The Public Service Commission approved an order Wednesday that the regulators hope will answer the concerns about a $1 billion plan to pay for the recovery costs from the 2005 hurricanes.

The state Bond Commission is scheduled today to take the final vote on the plan that promoters say would save Entergy Corp.’s 1 million Louisiana customers a small amount on their monthly electric bills.

Entergy wants to create a quasi-government agency to handle the $1 billion in bonds. The arrangement would allow Entergy to avoid paying about $281 million in taxes on the bond proceeds, provided that the Internal Revenue Service agrees.

State Treasurer John Kennedy and Gov. Bobby Jindal’s two top aides have opposed the unique financial arrangement, saying the complex transaction has too many unknowns and could end up eventually costing the state’s taxpayers, not just Entergy’s customers.

For instance, Kennedy has said that should the IRS not approve the structure of the transaction, the federal government would look to Louisiana taxpayers to pay.

The PSC order, which is about 2-inches thick, included language in which Entergy officials promised to pay “any federal tax liability.” The order and a stipulated agreement was approved Wednesday.

“We put in the language we think should answer their concerns,” PSC Chairman Jay Blossman of Mandeville said.
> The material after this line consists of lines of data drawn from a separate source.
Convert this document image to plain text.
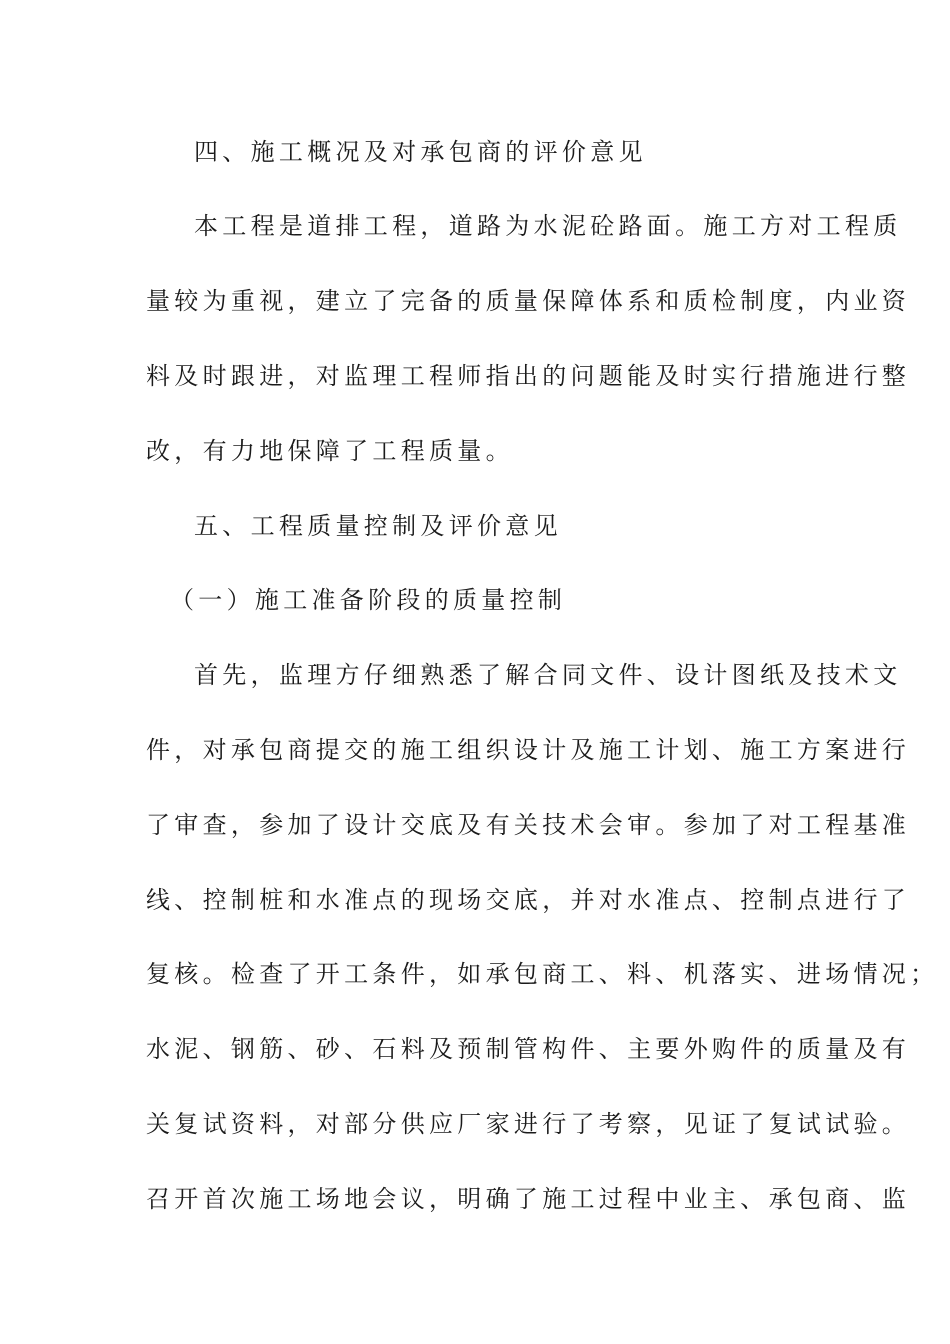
四、施工概况及对承包商的评价意见
本工程是道排工程，道路为水泥砼路面。施工方对工程质
量较为重视，建立了完备的质量保障体系和质检制度，内业资
料及时跟进，对监理工程师指出的问题能及时实行措施进行整
改，有力地保障了工程质量。
五、工程质量控制及评价意见
（一）施工准备阶段的质量控制
首先，监理方仔细熟悉了解合同文件、设计图纸及技术文
件，对承包商提交的施工组织设计及施工计划、施工方案进行
了审查，参加了设计交底及有关技术会审。参加了对工程基准
线、控制桩和水准点的现场交底，并对水准点、控制点进行了
复核。检查了开工条件，如承包商工、料、机落实、进场情况；
水泥、钢筋、砂、石料及预制管构件、主要外购件的质量及有
关复试资料，对部分供应厂家进行了考察，见证了复试试验。
召开首次施工场地会议，明确了施工过程中业主、承包商、监
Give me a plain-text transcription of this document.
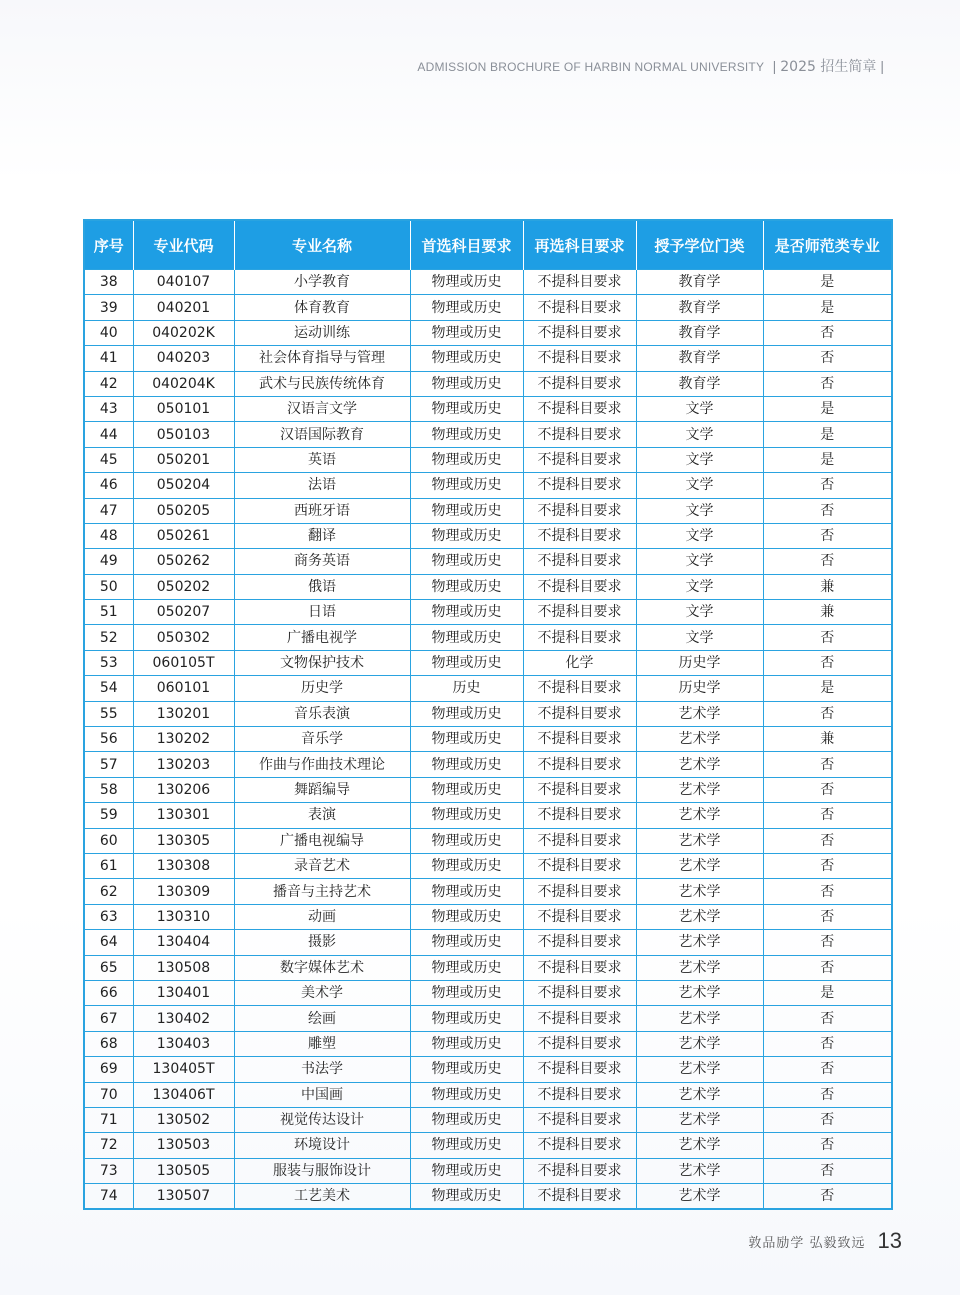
ADMISSION BROCHURE OF HARBIN NORMAL UNIVERSITY | 2025 招生简章 |
序号	专业代码	专业名称	首选科目要求	再选科目要求	授予学位门类	是否师范类专业
38	040107	小学教育	物理或历史	不提科目要求	教育学	是
39	040201	体育教育	物理或历史	不提科目要求	教育学	是
40	040202K	运动训练	物理或历史	不提科目要求	教育学	否
41	040203	社会体育指导与管理	物理或历史	不提科目要求	教育学	否
42	040204K	武术与民族传统体育	物理或历史	不提科目要求	教育学	否
43	050101	汉语言文学	物理或历史	不提科目要求	文学	是
44	050103	汉语国际教育	物理或历史	不提科目要求	文学	是
45	050201	英语	物理或历史	不提科目要求	文学	是
46	050204	法语	物理或历史	不提科目要求	文学	否
47	050205	西班牙语	物理或历史	不提科目要求	文学	否
48	050261	翻译	物理或历史	不提科目要求	文学	否
49	050262	商务英语	物理或历史	不提科目要求	文学	否
50	050202	俄语	物理或历史	不提科目要求	文学	兼
51	050207	日语	物理或历史	不提科目要求	文学	兼
52	050302	广播电视学	物理或历史	不提科目要求	文学	否
53	060105T	文物保护技术	物理或历史	化学	历史学	否
54	060101	历史学	历史	不提科目要求	历史学	是
55	130201	音乐表演	物理或历史	不提科目要求	艺术学	否
56	130202	音乐学	物理或历史	不提科目要求	艺术学	兼
57	130203	作曲与作曲技术理论	物理或历史	不提科目要求	艺术学	否
58	130206	舞蹈编导	物理或历史	不提科目要求	艺术学	否
59	130301	表演	物理或历史	不提科目要求	艺术学	否
60	130305	广播电视编导	物理或历史	不提科目要求	艺术学	否
61	130308	录音艺术	物理或历史	不提科目要求	艺术学	否
62	130309	播音与主持艺术	物理或历史	不提科目要求	艺术学	否
63	130310	动画	物理或历史	不提科目要求	艺术学	否
64	130404	摄影	物理或历史	不提科目要求	艺术学	否
65	130508	数字媒体艺术	物理或历史	不提科目要求	艺术学	否
66	130401	美术学	物理或历史	不提科目要求	艺术学	是
67	130402	绘画	物理或历史	不提科目要求	艺术学	否
68	130403	雕塑	物理或历史	不提科目要求	艺术学	否
69	130405T	书法学	物理或历史	不提科目要求	艺术学	否
70	130406T	中国画	物理或历史	不提科目要求	艺术学	否
71	130502	视觉传达设计	物理或历史	不提科目要求	艺术学	否
72	130503	环境设计	物理或历史	不提科目要求	艺术学	否
73	130505	服装与服饰设计	物理或历史	不提科目要求	艺术学	否
74	130507	工艺美术	物理或历史	不提科目要求	艺术学	否
敦品励学 弘毅致远 13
He referred to Kennedy, Timmy Teepell, Jindal’s chief of staff, and Angèle Davis, Jindal’s commissioner of administration.

“If there’s a risk, it’s very minimal,” Blossman said.

T. Michael Twomey of Jefferson, Entergy’s vice president in charge of regulatory affairs in Louisiana, said the company wrote Kennedy a letter that specifically said the state would be neither at risk for repaying the storm restoration bonds nor liable for any federal income tax.

A parade of lawyers representing some of Entergy’s largest industrial customers, who initially had raised questions about the unique financial transaction, took the microphone at a Wednesday hearing to support the plan.

Kennedy did not return a call seeking comment Wednesday.

Entergy’s Louisiana customers are required by law to repay the $842 million the company paid to replace broken utility poles, restring fallen wire and otherwise get the lights back on after hurricanes Katrina and Rita.

The $1 billion bond would repay Entergy and set aside money to help defray expenses caused by the next hurricane. Entergy’s customers would repay the loan through a surcharge added to electric bills each month for 10 years.